One of them scribbled on a piece of paper and tossed it on Lek’s naked body. “Call number if
you want work. Boss bar need new ladies. What else you do, anyway?”
Lek looked
at him with hatred in her eyes but said nothing.
The girls
cleaned themselves up, washing away the blood and their innocence.
“Now, we can
never go home, sister,” Lek said, ‘What would we tell Papa?”
They left
the hotel.
“Where you
think you are?” the janitor of the apartment building sneered. “This not Issan.

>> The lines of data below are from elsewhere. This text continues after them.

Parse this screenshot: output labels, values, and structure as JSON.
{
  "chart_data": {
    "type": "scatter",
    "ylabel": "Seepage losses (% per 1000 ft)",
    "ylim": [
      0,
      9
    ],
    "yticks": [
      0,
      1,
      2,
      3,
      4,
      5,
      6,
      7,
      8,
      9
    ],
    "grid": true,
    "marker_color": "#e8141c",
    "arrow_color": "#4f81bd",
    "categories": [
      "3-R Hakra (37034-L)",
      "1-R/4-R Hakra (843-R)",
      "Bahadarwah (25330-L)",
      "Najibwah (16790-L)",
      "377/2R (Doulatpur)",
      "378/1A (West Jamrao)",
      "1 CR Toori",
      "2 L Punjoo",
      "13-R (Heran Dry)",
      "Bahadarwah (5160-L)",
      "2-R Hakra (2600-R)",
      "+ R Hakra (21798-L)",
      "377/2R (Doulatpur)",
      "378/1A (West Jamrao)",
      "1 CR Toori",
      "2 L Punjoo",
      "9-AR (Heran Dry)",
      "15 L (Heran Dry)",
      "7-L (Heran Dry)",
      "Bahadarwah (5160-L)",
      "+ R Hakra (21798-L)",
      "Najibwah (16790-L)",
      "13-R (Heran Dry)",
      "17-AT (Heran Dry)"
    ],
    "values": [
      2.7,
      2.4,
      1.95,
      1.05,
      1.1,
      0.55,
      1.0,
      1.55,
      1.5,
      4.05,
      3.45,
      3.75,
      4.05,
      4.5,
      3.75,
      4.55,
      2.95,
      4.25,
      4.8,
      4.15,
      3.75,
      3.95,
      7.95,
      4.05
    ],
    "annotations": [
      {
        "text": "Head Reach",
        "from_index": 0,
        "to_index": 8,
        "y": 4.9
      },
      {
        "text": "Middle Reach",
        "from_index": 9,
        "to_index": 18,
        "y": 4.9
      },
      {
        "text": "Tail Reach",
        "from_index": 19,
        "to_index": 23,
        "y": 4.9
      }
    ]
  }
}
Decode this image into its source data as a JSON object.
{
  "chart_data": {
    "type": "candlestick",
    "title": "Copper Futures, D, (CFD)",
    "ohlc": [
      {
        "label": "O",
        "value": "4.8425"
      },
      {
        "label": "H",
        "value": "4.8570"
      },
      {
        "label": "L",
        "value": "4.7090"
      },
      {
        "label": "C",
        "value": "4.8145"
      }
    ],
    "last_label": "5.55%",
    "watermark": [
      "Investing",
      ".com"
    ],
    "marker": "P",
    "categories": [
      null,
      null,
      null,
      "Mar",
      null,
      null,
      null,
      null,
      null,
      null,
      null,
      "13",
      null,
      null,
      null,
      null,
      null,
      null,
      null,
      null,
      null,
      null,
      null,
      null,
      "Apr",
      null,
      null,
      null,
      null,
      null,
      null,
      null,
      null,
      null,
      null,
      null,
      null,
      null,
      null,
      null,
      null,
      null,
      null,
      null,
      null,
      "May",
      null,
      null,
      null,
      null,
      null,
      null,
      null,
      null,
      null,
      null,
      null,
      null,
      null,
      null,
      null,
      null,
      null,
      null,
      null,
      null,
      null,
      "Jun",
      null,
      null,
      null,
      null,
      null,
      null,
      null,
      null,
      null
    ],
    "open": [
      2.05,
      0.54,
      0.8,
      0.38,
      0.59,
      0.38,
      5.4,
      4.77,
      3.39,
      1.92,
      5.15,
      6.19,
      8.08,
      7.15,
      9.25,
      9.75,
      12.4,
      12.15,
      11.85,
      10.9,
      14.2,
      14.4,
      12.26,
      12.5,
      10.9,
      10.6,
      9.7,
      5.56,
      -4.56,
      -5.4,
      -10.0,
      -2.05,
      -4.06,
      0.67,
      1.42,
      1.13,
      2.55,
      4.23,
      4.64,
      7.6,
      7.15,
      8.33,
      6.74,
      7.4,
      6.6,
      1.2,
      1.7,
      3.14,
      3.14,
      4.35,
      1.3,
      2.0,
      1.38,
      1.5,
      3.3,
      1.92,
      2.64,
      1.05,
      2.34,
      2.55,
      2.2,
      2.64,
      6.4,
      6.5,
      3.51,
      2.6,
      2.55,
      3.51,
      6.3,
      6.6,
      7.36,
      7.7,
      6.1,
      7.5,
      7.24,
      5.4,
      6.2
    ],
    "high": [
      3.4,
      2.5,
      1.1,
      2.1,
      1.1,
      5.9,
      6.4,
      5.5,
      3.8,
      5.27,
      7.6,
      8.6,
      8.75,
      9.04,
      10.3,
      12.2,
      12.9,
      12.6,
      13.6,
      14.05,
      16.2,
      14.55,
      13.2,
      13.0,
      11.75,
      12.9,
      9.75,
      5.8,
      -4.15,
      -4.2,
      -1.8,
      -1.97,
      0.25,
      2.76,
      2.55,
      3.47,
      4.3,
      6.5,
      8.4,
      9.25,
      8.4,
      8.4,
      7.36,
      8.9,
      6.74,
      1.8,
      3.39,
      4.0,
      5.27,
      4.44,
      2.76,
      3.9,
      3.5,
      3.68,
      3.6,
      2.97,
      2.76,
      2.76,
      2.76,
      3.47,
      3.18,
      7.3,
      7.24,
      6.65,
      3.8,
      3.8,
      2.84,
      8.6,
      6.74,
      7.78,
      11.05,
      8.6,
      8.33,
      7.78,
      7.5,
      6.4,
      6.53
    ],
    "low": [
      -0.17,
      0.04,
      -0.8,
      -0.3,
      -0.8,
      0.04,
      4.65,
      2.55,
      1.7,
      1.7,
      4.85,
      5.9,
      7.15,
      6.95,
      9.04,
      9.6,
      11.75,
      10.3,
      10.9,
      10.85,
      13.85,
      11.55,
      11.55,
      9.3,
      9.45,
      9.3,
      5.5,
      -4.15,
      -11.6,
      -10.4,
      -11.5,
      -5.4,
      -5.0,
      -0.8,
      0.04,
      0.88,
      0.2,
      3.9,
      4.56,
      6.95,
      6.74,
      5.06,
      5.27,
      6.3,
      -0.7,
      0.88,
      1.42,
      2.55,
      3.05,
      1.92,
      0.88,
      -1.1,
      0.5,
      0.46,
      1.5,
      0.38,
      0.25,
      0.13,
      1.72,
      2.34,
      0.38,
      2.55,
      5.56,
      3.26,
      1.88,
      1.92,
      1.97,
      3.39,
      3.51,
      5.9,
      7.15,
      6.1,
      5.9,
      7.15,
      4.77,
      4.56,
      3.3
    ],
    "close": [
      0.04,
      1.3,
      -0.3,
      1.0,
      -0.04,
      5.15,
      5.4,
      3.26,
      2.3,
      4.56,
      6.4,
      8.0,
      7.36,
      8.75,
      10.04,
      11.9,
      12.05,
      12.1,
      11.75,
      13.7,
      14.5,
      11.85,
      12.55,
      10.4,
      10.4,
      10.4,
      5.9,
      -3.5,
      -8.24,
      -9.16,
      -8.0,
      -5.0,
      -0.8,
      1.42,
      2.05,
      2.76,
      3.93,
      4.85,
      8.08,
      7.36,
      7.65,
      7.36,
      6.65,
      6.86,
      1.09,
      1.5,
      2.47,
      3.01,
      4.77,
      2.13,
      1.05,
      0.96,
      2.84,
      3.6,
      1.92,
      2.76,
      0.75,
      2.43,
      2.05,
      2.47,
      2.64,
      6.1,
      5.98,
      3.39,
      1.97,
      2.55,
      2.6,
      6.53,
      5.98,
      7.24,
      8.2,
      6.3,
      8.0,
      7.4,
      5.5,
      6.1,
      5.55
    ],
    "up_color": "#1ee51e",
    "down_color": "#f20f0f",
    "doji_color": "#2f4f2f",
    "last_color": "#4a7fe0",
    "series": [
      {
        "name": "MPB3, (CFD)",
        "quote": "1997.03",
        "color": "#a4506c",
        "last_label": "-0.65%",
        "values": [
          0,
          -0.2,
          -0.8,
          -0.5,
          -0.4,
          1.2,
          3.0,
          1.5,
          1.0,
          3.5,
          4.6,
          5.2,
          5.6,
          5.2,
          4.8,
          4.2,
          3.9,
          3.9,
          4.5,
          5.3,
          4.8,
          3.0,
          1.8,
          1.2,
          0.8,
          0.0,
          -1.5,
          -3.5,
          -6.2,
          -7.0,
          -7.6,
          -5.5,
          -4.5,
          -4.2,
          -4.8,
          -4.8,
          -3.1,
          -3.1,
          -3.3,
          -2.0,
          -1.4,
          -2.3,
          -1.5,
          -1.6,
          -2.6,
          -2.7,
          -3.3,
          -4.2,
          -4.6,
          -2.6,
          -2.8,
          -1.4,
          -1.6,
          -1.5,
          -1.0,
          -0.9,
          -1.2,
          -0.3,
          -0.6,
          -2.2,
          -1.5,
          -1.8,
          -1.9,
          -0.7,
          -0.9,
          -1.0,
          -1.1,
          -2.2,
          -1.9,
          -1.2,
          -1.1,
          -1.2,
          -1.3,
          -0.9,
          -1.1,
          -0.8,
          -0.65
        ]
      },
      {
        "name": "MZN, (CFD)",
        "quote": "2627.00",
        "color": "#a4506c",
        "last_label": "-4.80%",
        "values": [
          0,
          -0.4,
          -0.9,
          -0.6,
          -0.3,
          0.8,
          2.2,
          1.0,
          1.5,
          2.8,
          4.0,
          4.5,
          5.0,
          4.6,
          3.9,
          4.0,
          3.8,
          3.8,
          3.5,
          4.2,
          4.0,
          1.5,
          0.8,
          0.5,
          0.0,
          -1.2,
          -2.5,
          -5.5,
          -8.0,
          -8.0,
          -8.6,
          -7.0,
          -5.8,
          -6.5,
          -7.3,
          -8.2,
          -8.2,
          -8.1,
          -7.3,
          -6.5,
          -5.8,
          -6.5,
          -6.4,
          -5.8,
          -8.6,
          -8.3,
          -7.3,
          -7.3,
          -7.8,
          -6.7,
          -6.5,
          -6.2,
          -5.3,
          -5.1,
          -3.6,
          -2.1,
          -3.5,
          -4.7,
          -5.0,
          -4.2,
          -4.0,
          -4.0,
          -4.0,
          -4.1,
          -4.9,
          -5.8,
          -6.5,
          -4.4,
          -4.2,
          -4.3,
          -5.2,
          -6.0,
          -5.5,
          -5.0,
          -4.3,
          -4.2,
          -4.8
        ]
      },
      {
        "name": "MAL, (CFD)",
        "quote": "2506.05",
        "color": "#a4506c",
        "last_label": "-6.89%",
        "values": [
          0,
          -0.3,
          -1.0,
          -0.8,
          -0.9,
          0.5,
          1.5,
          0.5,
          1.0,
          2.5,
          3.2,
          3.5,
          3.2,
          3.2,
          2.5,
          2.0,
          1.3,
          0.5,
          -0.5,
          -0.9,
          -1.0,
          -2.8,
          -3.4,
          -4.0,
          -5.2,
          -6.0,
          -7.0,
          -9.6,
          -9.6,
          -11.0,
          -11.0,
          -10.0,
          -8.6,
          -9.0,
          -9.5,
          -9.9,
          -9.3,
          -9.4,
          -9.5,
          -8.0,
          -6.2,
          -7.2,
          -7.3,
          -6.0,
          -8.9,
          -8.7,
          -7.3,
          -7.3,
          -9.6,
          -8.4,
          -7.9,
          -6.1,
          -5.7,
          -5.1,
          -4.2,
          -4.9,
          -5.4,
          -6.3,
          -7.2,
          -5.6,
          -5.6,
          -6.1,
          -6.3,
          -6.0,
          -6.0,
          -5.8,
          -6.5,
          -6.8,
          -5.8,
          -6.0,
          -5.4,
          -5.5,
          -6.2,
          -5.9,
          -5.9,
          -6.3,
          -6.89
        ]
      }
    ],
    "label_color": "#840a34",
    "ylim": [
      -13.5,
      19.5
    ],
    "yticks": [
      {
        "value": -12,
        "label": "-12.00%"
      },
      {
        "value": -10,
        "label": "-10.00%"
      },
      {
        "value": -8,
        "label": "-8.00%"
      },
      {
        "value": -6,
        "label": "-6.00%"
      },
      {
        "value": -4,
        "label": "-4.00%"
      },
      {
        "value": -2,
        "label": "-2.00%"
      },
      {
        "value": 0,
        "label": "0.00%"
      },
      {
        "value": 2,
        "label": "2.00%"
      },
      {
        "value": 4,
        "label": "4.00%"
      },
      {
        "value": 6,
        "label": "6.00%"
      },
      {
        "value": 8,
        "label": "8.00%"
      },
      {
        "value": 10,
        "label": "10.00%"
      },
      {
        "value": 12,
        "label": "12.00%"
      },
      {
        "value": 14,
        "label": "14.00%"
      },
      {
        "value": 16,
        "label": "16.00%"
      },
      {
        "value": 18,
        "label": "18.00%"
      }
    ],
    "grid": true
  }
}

You want sleep in my broom closet? You not have money for room one month.”
“Can I see
it?” Lek asked.
The janitor couldn’t
believe she was serious but saw the opportunity. It would be extra money for
him and both sisters were attractive. Anything was possible.
Mops and brooms
stood arranged along the walls and used rags littered the cement floor but Lek
saw it was just big enough for both of them to lie down. It would work.
The sisters
cleaned up and went to the local shopping mall. The manager laughed at their
Issan accents, looked speculatively at their breasts, and offered them jobs as
cleaners.
The girls started
their new working lives and after a few weeks moved into a cheap room. Once a
month, they treated themselves to an English movie.
“You very
pretty little lady,’’ a falang man said to Lek in the ticket queue.
“Thank
you,’’ she said shyly.
They chatted
and Lek was astonished he spoke fluent Thai. It was the first time she’d ever
spoken to a foreigner.
***
Two years
later, as Lek was driving her car, she glanced admiringly at her exquisite fingernails,
each nail one hand-painted in meticulous detail with a different flower. She
smiled with satisfaction. It had cost five-thousand baht. That used to be three
months rent for her shabby room.
Of course,
it was all Richard’s money. It was a pity he drank so much and was a different
man from when they married.
“You know
what you are,” he’d said the other night, mockingly. “You’re my Asian Barbie
doll. If you’re not careful, maybe I’ll trade you in for Barbie’s little
sister. She’s still around here somewhere. I’m told dancing in one of the gogo
bars.”
Lek winced
at the thought of Ay, who’d finally succumbed to the temptation of making good
money by selling her body.
“But what I
do wrong to you, Richard? Why you angry with me?” Lek asked.
“You’re
getting too fucking sure of yourself,” he said. “Just remember I found you in the
gutter and I can put you back there any time.”
Lek became
anxious at the thought of going back to her poverty-stricken past. The memories
grasped her heart with icy fingers. No. She couldn’t go back to mopping floors,
squatting on the floor of that miserable room, and the constant demands from
men. Never again.
Richard got
drunk every night. He was a tall American and the safety rail on the balcony of
their Pattaya city penthouse was designed for shorter Asians. Just a quick push
and she’d be rich and free forever. All men were bastards anyway and this would
be her final revenge on the man who used her like a toy, revenge for a rape
that would never be punished.
She stood on
the penthouse balcony later that night and pointed into the distance. “Darling,
what that over there?” she asked Richard.
Richard,
swaying drunkenly, leaned against the railing and looked into the darkness.
Lek got
behind him and pushed with all her strength.
Richard was
so drunk, he didn’t even cry out as he toppled over into oblivion.
***
The young
policeman looked at the mangled body.
“My husband
very drunk and he fell over railing,” the wife had said, tearfully.
Impossible
to prove otherwise. Besides, his superiors weren’t interested, even if they had
the same suspicions he did. It happened so often in “Sin City,” resident expatriates
had a name for it. What was the English term? Yes, The Pattaya Plunge.